I have a secret passion for healthy, homemade food of all kinds. It might not seem like it- since I love to bake sugary goods. But the truth is, I started my business because I wanted baked goods without preservatives, chemicals, and unnecessary food-like ingredients. I love to cut down sugar and cut out extras. If you’ve seen my recipes on Food52, you probably noticed that I lean toward meatless dishes chock full of vegetables. The way I see it, eat lots of veggies, get to eat more cookies.
I got together with Nicole Hodac and we had a great time shooting this wholesome salad. The salad earned praise from Nicole, who in addition to being an amazing photographer, is a dietetic technician and is studying to be a dietician! I am amazed by her talents.
This salad is really flexible. Don’t have garbanzo beans? Throw in some white beans or spinach instead. No fresh tomatoes? Try sun-dried tomatoes. This salad is a little bit of prep work- but you’ll have a salad that will keep for several days in the fridge. This also makes a great bagged lunch- one of Mr. Radar’s very favorites.
Farro & Roasted Tomato Salad
1 cup Farro Grande (sometimes labeled spelt berries)
1 cup Cherry Tomatoes
1/2 cup Garbanzo Beans (Ceci, chick peas, whatever)
1 Bunch of Basil
1/2 cup fresh Mozzarella (diced or small balls)
1/4 cup Extra Virgin Olive Oil
2-3 Tb Balsamic Vinegar, to taste
Sea Salt & Black Pepper
Additional Add-Ins: Roasted Red Peppers, blanched spinach, green onion, roasted garlic
(1) Soak the Farro in cold water for 20-25 minutes.
(2) Turn on the broiler. Place the tomatoes on a sided baking sheet and toss in a little olive oil. Broil until the tomatoes have plumped and the skin has started to peel back, about 3-6 minutes, depending on how hot your broiler runs. Set aside and allow to cool.
(3) After the Farro has soaked, rinse it well. Combine the farro and 2 1/2 cups water in a medium sauce pan. Bring to a boil. Allow to boil for 2 minutes, before reducing to a brisk simmer. Cover and allow to cook for 17-20 minutes. * Drain any excess liquid.
(4) Meanwhile, rinse the garbanzo beans, chop the basil. In a small mason jar, combine the olive oil, balsamic vinegar, salt and pepper. Shake to combine.
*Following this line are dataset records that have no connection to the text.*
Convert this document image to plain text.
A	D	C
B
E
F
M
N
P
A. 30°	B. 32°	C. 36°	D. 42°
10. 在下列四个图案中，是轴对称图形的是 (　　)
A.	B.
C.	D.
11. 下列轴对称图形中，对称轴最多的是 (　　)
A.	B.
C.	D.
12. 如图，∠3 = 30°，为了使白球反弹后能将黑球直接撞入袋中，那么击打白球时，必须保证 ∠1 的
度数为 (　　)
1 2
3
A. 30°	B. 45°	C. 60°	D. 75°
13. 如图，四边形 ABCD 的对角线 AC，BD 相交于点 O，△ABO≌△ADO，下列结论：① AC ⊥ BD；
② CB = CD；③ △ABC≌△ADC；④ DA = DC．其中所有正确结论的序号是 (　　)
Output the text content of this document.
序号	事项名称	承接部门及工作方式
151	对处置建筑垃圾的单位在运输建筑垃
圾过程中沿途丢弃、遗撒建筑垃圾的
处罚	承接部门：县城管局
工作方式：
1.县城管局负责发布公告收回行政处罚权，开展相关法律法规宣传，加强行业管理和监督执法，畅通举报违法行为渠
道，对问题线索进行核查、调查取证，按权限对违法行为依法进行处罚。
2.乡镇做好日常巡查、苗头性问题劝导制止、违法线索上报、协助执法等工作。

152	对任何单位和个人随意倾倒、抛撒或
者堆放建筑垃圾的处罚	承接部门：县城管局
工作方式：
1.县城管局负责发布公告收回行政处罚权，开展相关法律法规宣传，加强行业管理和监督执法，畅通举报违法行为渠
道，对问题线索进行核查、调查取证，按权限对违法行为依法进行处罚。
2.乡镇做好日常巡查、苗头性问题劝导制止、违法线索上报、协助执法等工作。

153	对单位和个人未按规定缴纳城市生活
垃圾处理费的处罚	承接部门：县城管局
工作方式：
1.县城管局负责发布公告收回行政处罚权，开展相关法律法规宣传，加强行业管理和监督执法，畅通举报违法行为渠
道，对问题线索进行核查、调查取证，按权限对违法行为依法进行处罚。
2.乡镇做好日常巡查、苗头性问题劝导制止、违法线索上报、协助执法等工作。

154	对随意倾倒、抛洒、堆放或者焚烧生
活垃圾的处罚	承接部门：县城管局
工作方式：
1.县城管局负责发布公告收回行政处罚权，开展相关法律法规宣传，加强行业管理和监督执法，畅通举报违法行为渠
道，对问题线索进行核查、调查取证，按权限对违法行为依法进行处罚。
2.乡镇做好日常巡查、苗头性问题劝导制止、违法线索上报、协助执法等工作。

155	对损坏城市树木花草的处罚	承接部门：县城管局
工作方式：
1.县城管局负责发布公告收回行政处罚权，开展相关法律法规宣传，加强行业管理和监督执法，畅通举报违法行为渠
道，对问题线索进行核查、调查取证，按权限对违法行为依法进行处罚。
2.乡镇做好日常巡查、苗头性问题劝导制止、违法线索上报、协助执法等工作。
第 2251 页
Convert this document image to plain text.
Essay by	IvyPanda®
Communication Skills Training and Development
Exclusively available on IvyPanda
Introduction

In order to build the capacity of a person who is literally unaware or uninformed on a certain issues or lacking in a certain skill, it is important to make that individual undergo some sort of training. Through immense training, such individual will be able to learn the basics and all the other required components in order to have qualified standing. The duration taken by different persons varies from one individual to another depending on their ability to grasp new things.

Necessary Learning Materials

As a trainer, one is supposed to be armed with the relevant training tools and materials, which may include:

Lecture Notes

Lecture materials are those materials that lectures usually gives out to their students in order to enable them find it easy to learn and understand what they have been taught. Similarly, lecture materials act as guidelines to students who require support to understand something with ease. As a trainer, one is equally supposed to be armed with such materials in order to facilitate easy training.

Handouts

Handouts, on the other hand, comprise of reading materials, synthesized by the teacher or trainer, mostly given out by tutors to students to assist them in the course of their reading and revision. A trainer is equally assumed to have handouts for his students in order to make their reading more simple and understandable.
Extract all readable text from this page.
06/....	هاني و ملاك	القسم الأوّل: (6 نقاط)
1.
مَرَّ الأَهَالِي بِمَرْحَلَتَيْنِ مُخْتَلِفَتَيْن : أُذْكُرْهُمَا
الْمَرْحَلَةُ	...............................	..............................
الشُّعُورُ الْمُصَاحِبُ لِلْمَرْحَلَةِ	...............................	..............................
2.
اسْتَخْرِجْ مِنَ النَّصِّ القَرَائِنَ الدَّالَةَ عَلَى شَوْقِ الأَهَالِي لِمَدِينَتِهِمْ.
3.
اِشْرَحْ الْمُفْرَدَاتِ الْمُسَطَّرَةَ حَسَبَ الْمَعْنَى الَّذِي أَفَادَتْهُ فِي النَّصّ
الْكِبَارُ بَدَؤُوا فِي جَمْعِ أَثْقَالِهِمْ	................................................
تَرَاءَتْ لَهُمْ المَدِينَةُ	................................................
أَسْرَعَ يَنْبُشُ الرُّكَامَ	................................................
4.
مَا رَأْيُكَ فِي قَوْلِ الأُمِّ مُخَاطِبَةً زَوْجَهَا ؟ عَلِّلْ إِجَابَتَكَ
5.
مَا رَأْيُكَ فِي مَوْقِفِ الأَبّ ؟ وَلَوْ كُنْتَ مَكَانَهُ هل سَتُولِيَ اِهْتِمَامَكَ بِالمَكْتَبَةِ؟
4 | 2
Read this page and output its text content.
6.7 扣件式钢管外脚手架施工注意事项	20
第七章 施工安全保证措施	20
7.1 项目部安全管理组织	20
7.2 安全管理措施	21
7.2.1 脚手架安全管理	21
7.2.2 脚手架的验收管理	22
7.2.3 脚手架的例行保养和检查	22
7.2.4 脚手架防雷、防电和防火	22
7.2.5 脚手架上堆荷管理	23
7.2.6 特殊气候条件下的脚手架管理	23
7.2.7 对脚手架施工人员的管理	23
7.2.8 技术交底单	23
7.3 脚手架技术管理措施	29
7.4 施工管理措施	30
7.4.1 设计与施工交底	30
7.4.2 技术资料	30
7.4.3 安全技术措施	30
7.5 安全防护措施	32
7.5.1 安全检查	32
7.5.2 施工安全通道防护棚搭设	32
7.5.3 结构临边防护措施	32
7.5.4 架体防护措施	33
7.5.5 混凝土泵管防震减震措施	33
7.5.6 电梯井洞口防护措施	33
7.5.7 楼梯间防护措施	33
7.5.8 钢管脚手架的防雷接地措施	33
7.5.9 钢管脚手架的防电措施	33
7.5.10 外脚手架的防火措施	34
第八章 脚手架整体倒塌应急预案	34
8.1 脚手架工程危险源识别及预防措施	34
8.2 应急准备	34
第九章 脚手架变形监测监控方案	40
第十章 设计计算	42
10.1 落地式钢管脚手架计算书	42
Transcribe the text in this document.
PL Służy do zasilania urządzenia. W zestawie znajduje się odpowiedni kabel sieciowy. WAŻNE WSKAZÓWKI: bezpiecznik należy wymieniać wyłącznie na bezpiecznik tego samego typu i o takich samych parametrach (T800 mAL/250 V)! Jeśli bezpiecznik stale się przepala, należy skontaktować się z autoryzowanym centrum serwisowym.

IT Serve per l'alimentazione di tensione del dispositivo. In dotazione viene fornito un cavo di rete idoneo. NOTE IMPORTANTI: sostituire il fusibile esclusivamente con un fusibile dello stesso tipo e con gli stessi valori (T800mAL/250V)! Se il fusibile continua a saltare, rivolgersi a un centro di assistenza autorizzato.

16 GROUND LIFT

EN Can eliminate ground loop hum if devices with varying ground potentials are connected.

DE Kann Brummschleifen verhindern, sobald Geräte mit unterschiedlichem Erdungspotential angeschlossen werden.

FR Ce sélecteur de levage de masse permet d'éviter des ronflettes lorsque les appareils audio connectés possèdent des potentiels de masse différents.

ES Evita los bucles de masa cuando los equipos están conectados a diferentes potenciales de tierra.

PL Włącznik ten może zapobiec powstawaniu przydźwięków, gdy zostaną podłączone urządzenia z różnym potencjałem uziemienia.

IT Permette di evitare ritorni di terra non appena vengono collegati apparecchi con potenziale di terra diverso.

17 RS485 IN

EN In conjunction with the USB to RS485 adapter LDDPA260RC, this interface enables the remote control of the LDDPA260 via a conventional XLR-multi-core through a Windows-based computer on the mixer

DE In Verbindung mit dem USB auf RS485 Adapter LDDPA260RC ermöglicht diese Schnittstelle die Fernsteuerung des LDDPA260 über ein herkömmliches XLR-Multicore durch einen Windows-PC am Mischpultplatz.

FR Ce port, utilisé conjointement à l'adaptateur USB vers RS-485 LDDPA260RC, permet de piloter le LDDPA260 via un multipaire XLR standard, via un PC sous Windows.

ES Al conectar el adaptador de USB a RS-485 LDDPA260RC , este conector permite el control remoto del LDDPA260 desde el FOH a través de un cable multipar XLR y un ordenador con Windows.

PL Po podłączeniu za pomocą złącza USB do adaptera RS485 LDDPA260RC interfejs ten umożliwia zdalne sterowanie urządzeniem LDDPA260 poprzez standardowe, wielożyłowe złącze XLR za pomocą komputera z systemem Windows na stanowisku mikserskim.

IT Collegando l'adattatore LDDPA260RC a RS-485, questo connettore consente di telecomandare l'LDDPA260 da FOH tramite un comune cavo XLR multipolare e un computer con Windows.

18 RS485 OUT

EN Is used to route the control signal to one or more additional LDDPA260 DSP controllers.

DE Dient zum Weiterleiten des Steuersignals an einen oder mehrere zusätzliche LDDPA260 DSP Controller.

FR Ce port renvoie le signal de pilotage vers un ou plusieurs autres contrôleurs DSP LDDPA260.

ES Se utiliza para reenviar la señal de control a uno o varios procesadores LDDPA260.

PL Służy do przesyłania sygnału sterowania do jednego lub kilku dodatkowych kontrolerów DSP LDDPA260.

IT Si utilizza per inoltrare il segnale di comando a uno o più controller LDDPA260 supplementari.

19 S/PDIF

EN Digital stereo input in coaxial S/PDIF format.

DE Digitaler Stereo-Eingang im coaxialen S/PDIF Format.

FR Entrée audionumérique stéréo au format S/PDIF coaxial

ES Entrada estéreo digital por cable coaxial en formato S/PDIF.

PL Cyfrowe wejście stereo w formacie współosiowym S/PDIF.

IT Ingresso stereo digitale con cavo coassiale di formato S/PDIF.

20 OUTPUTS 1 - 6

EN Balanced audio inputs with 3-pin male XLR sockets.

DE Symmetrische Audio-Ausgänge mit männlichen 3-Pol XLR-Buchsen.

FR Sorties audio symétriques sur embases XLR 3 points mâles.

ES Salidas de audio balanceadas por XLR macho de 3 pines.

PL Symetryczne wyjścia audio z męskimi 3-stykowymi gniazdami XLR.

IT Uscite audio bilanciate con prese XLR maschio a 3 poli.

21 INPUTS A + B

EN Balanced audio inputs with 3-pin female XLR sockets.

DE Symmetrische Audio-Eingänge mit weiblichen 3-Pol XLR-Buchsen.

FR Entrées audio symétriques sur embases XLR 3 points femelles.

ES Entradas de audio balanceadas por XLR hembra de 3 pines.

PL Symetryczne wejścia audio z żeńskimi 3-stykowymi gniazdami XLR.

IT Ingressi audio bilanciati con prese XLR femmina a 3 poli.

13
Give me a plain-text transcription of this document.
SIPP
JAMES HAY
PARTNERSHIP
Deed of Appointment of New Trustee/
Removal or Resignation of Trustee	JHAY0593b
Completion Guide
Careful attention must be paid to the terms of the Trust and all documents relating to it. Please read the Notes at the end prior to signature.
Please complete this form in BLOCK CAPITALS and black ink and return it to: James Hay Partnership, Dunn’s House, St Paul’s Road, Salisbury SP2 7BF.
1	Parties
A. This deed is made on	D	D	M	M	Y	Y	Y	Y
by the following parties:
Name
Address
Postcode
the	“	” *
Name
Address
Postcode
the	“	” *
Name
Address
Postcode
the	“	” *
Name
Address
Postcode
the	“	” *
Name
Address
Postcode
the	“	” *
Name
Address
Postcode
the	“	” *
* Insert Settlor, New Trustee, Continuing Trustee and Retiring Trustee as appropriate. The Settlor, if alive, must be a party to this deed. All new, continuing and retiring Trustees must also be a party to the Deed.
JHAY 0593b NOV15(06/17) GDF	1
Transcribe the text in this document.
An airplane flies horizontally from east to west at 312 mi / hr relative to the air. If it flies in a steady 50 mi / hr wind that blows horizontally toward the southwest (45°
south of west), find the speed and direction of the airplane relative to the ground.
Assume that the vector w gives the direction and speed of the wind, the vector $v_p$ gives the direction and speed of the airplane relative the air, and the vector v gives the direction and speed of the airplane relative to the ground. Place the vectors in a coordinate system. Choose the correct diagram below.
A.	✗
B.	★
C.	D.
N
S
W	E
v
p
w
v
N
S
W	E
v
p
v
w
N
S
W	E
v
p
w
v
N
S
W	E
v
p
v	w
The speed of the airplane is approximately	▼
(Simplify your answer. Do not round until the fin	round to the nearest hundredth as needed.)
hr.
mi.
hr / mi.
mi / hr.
(5) Rinse the cooked farro in cool water. The farro should be warm but not hot when it is combined with the other ingredients. Combine all the ingredients in a mixing bowl. Pour the dressing over the top and mix well. The warm farro will soak up the dressing and become very flavorful.
Enjoy the salad now, or later. It will keep for 3 days in the fridge.
*If there are instructions on the Farro package, follow them. This is how I prepare my farro, but I am sure that there are other ways to prepare it.